Re: Scheduled Transfer Protocol on Linux

From: Zachary Amsden (zamsden@cthulhu.engr.sgi.com)
Date: Sat Feb 12 2000 - 19:26:05 EST


> : Why? So you can log in to your disk drives and run emacs?
>
> No, so I can log in and run vi :-)

:)

> The real reason is that I get network attached storage and I can have
> any sort of service I want running on the drive. Perhaps you don't
> see the whole picture. For my $300, I get a computer, not a disk
> drive. I'm not plugging these drives into a machine, I'm plugging
> them into the network. They are little servers.

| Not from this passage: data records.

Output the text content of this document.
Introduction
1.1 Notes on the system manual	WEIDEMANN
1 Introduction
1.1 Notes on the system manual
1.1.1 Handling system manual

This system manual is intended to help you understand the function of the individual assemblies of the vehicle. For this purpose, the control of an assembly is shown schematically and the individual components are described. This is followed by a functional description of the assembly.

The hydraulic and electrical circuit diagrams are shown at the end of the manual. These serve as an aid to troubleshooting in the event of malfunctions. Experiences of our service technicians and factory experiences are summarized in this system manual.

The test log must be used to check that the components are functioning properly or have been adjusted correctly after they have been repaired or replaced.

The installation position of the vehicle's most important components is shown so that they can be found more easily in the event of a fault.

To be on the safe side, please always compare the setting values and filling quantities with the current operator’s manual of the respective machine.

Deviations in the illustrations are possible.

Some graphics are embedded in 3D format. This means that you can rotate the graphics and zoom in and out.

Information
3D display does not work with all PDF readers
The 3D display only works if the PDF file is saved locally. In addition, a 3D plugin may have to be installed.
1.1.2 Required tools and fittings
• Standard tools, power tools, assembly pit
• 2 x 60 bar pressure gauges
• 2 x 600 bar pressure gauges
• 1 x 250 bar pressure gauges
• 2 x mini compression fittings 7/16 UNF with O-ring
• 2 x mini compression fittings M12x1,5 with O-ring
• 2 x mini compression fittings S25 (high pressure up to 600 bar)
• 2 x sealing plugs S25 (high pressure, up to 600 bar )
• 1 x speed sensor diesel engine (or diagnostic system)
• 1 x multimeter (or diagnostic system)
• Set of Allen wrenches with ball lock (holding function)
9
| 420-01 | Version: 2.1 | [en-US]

So for $100 dollars you get a CPU, a network interface, and enough memory to
run Linux? Ok, that seems possible.

But I don't see why you would want to build that into a disk drive. What do
you do if a drive goes bad? It would make more sense to have a little cage
running all this stuff that you could hot plug regular drives into. You could
spend a little more money and build such a cage that holds a couple drives,
then I think it would make perfect sense to run linux on the cage to give you
cheap "mini" network servers. I would imagine such devices could sell for
around $150-200 for 2-4 drive capacities. They could have a boot prom to
netboot a kernel, and wouldn't really need much else.